Address: No 54A, Lorong Haji Taib, Chow Kit 50350 KL
Total Residence: 85 People
This is Buku Jalanan Chow Kit (BJCK), an education center and a safe space for children in the neighborhood, many of whom are stateless and have no access to education. “It’s a space like the home, where the children can feel safe,” says founder Siti Rahayu Baharin, whose laidback and cheerful disposition belies a steely resolve and a propensity to do good by her principles.
Situated in the heart of Kuala Lumpur, Chow Kit has a reputation as a poor, rough and overcrowded urban neighborhood.
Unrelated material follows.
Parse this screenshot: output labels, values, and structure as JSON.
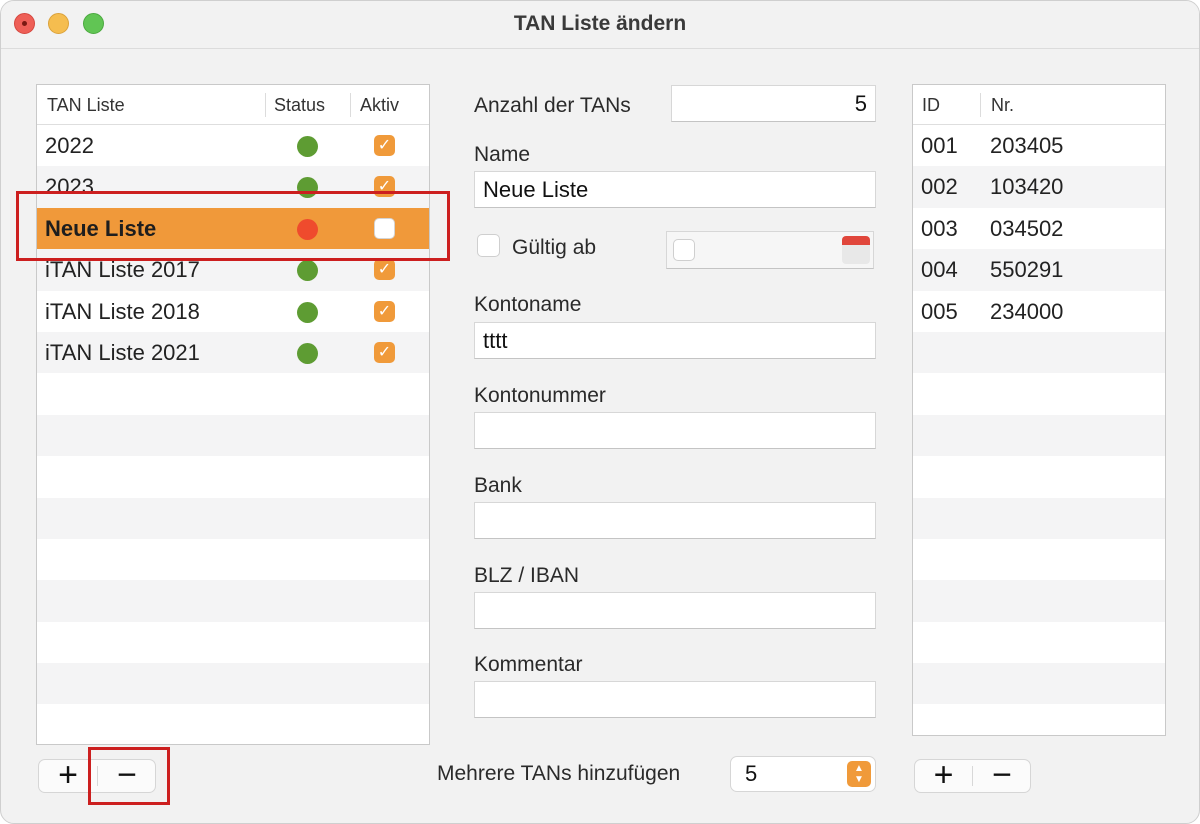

Development is encroaching, but that is of no help to the disenfranchised who are being pushed even further into the margins. “Chow Kit is not a neighborhood for children to grow up in. There are no green spaces or places that they can safely play,” said Siti Rahayu.
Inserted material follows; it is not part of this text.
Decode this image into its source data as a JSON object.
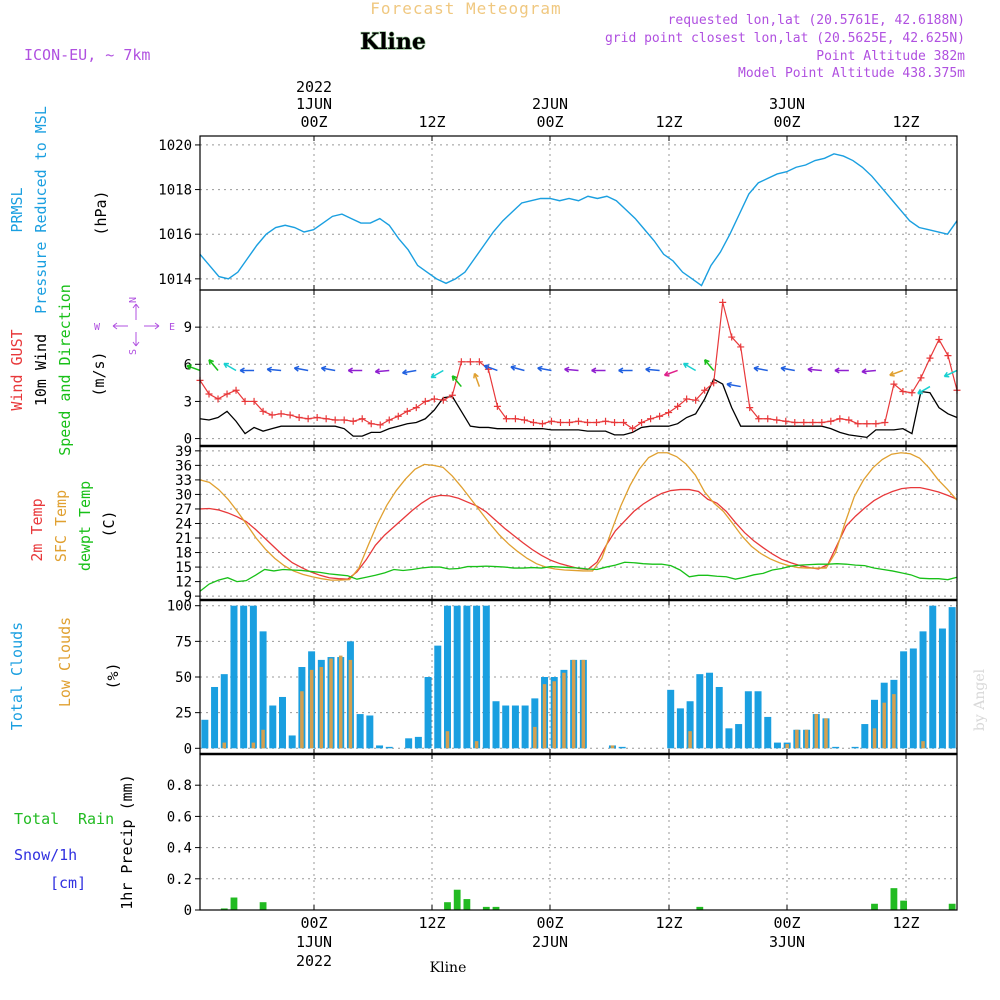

She was volunteering at the local soup kitchens when she realized that she wanted to feed the mind as well as the body. “Education is a stepping stone for the children to change their lives,” she said. The effects of poverty on children are far-reaching, especially when they do not receive an education. Without it, their opportunities would be severely limited, and they would not have the resources that might get them out of poverty. BJCK didn’t always have a place to call its own. Siti Rahayu started the program in an alleyway with classes twice a week.
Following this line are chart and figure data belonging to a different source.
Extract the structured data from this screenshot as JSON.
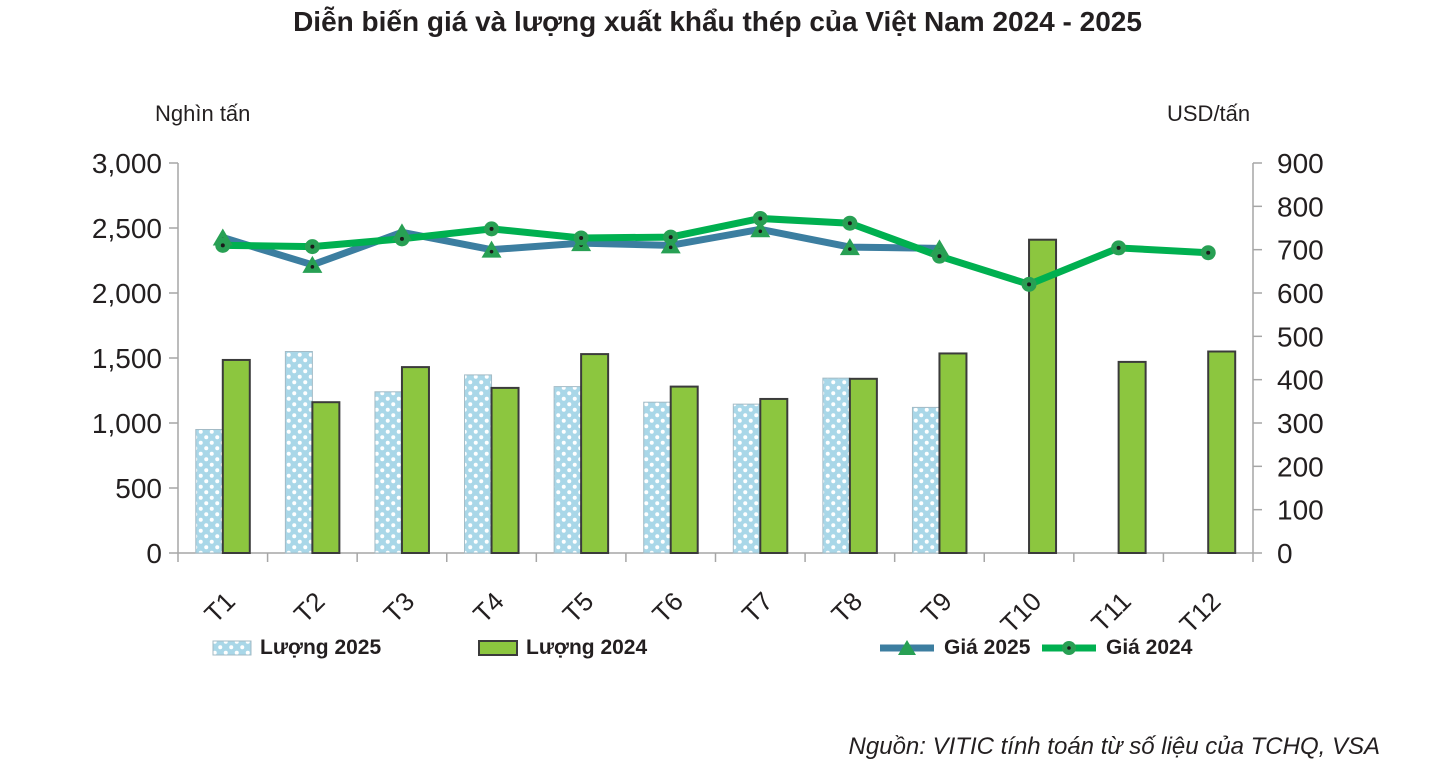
{
  "title": "Diễn biến giá và lượng xuất khẩu thép của Việt Nam 2024 - 2025",
  "left_axis_unit": "Nghìn tấn",
  "right_axis_unit": "USD/tấn",
  "source": "Nguồn: VITIC tính toán từ số liệu của TCHQ, VSA",
  "legend": {
    "items": [
      {
        "label": "Lượng 2025",
        "type": "bar-dotted"
      },
      {
        "label": "Lượng 2024",
        "type": "bar-solid"
      },
      {
        "label": "Giá 2025",
        "type": "line-triangle"
      },
      {
        "label": "Giá 2024",
        "type": "line-circle"
      }
    ]
  },
  "colors": {
    "text": "#231F20",
    "axis": "#A6A6A6",
    "bar_2025_fill": "#A9D7E8",
    "bar_2025_border": "#A3BBC6",
    "bar_2024_fill": "#8CC63F",
    "bar_2024_border": "#3B3B3B",
    "line_2025": "#3C7EA0",
    "line_2024": "#00B050",
    "marker_green": "#28A054",
    "marker_dot": "#1A1A1A"
  },
  "chart_data": {
    "type": "combo-bar-line",
    "title": "Diễn biến giá và lượng xuất khẩu thép của Việt Nam 2024 - 2025",
    "categories": [
      "T1",
      "T2",
      "T3",
      "T4",
      "T5",
      "T6",
      "T7",
      "T8",
      "T9",
      "T10",
      "T11",
      "T12"
    ],
    "series": [
      {
        "name": "Lượng 2025",
        "type": "bar",
        "axis": "left",
        "values": [
          950,
          1550,
          1240,
          1370,
          1280,
          1160,
          1145,
          1345,
          1120,
          null,
          null,
          null
        ]
      },
      {
        "name": "Lượng 2024",
        "type": "bar",
        "axis": "left",
        "values": [
          1485,
          1160,
          1430,
          1270,
          1530,
          1280,
          1185,
          1340,
          1535,
          2410,
          1470,
          1550
        ]
      },
      {
        "name": "Giá 2025",
        "type": "line",
        "axis": "right",
        "marker": "triangle",
        "values": [
          728,
          665,
          740,
          700,
          715,
          710,
          747,
          706,
          703,
          null,
          null,
          null
        ]
      },
      {
        "name": "Giá 2024",
        "type": "line",
        "axis": "right",
        "marker": "circle",
        "values": [
          710,
          707,
          725,
          748,
          727,
          729,
          772,
          761,
          685,
          620,
          704,
          693
        ]
      }
    ],
    "left_axis": {
      "label": "Nghìn tấn",
      "min": 0,
      "max": 3000,
      "step": 500,
      "tick_labels": [
        "0",
        "500",
        "1,000",
        "1,500",
        "2,000",
        "2,500",
        "3,000"
      ]
    },
    "right_axis": {
      "label": "USD/tấn",
      "min": 0,
      "max": 900,
      "step": 100,
      "tick_labels": [
        "0",
        "100",
        "200",
        "300",
        "400",
        "500",
        "600",
        "700",
        "800",
        "900"
      ]
    },
    "grid": false,
    "legend_position": "bottom"
  }
}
The children would sit on mats placed on the ground, diligently listening to the tutors, mostly students from neighboring universities, and scribbling in their books lit up by torchlights and solar lamps. After three years on the street, Siti Rahayu and her team started envisioning a permanent place for BJCK, which came into being thanks to their efforts along with generous donations and sponsorships. Confectionary company Julie’s Biscuits pays the rent while ThinkCity, a community-focused urban regeneration organization, sponsored the renovations. BJCK held its first class in its new location on the last day of 2017
The center currently has 55 children, 28 of whom attend the school taught by three teachers. The children start coming into the center in the morning and stay on until evening. For many of them, home is often a cramped single room shared with a large family. At BJCK, they have breathing space to study and play. The school uniform is optional, but the children opt to wear it anyway because it gives them a sense of belonging.